Several other complementary modules bring the framework together. An “exploratory” agent reviews prior knowledge from the cognitive base and past experimental results to generate new hypotheses, either to suggest localized code changes, or to write new programs.
The “Engineer” component performs the actual experiments. Because AI training tests are incredibly expensive, Engineer is equipped with efficiency measures such as wall-clock limits and early-failure quick tests to filter out flawed candidate programs before they consume excessive GPU hours.
Finally, the “Data Base” serves as the persistent memory of the system, storing code, research motifs, raw results, and Analyzer final reports for each iteration, enabling systematic integration of insights over time.
By combining these components, ASI-EVOLVE enables an artificial intelligence agent to systematically learn from complex, real-world experimental feedback without requiring constant human intervention.

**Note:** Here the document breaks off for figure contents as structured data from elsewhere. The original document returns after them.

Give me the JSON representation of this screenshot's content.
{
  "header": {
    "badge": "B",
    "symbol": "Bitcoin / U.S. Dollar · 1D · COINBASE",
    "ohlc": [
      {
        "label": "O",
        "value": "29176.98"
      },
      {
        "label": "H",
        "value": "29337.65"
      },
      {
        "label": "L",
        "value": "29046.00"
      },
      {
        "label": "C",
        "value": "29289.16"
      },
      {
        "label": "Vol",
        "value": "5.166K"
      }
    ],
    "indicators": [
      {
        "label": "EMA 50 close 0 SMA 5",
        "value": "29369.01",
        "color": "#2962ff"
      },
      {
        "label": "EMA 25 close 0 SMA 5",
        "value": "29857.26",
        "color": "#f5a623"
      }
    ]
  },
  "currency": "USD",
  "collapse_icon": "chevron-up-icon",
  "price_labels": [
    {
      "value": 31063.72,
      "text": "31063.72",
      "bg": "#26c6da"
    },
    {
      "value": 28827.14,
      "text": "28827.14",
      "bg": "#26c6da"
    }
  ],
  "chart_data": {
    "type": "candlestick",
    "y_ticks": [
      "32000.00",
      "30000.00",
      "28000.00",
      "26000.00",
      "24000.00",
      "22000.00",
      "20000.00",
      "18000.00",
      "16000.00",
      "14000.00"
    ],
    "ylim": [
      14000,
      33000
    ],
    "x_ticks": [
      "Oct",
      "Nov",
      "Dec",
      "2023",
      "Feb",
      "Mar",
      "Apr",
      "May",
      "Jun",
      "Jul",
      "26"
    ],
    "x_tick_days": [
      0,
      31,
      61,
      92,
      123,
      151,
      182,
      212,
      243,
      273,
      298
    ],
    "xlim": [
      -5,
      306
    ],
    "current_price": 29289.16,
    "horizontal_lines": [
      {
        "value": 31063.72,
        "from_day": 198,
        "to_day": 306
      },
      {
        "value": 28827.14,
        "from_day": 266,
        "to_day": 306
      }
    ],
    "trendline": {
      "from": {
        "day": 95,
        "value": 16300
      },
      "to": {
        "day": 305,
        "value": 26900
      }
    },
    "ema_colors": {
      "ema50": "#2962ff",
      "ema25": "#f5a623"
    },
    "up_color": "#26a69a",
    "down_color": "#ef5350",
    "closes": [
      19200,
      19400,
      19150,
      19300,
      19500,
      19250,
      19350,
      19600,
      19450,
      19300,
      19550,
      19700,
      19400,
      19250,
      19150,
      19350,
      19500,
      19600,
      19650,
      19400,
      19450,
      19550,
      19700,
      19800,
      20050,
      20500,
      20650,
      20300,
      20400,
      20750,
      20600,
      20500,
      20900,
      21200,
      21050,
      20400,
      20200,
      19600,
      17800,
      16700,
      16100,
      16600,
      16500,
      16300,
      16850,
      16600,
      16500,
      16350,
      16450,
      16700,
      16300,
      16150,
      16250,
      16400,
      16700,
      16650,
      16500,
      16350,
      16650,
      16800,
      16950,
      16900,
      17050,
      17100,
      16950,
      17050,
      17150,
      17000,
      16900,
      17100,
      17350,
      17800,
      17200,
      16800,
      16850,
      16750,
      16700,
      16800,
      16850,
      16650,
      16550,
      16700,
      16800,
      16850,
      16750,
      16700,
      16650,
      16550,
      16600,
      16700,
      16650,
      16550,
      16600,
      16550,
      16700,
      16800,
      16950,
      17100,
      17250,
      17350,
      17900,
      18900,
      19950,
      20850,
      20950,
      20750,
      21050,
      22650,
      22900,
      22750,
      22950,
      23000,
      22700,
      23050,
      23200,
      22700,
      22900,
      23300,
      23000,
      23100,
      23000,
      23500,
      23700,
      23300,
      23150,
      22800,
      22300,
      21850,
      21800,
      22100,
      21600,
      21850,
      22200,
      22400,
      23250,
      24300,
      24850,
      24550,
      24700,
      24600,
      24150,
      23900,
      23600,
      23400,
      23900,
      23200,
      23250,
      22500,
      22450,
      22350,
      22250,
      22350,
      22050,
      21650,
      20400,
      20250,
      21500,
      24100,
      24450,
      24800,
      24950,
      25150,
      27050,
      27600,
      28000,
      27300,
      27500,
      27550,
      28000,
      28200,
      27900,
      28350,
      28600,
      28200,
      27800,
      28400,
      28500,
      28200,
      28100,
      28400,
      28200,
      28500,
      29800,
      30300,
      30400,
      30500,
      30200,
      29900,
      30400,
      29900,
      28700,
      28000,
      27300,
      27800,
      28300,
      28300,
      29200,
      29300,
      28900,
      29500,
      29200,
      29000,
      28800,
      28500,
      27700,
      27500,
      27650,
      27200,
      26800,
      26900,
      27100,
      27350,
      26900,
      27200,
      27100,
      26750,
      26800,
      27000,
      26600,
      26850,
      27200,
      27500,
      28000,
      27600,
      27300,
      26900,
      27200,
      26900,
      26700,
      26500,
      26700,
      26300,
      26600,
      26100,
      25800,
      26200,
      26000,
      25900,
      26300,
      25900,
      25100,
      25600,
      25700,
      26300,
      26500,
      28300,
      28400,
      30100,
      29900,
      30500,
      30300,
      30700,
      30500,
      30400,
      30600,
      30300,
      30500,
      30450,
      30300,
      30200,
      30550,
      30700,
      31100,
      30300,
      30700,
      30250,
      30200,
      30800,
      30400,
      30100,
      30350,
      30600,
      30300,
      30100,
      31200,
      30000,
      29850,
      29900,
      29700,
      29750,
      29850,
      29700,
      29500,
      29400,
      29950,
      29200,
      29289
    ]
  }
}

While previous frameworks were designed to improve candidate solutions, “ASI-EVOLVE evolves cognition itself,” the researchers write. “Gathered experience and distilled insights are continuously stored and retrieved to inform future exploration, enabling the system to grow not only in the quality of solutions, but also in its ability to think about where to look next.”
ASI-EVOLVE is in action
Researchers have shown in their experiments that ASI-EVOLVE can successfully improve data curation, model architecture, and learning algorithms to build better AI systems.
For real-world enterprise applications, high-quality data is a persistent bottleneck. When tasked with developing category-specific cleanup strategies for a mass production corporation, ASI-EVOLVE examined data samples and diagnosed quality issues such as HTML artifacts and formatting inconsistencies. The system autonomously designed custom curation rules, finding that systematic cleaning combined with domain-aware protection rules was more effective than aggressive filtering.
In benchmarks, 3D parameter models trained on AI-generated data saw an average improvement of about 4 points over models trained on raw data. Performance on Massive Multitask Language Understanding (MMLU), an LLM standard that includes tasks in STEM, humanities and social sciences, increased by more than 18 points, with the highest gains in knowledge-intensive tasks.
In addition to data, the system has proven to be highly adept at designing neural architectures. In 1,773 rounds of autonomous exploration, it created 105 new linear attention architectures that outperformed the highly efficient human-designed DeltaNet. To achieve these results, ASI-EVOLVE developed multiscale routing mechanisms that dynamically adjust the model’s computational budget based on the specific content of the input.
Finally, in reinforcement learning algorithm design, ASI-EVOLVE discovered new optimization mechanisms. He has developed algorithms such as AMC32 and AIME24 that outperform the competitive GRPO database on complex mathematical reasoning criteria. He invented one successful option "Dynamic Radius on a Budget" keeps model updates within a specified budget, effectively stabilizing training on noisy data.
What this means for enterprise AI
Enterprise AI workflows constantly require optimization of existing systems, from fine-tuning open-source models on private data to making minor changes to architecture and algorithms. Typically, the computational resources and engineering hours required to implement such efforts are large and beyond the reach of most organizations. As a result, many are left to run unoptimized versions of standard AI models.
The research team says the framework is designed so that enterprises can integrate their own domain knowledge into a cognitive store and allow the autonomous circuit to replicate in-house AI systems.
There is a research team open source ASI-EVOLVE codemaking the core framework available to developers and product builders.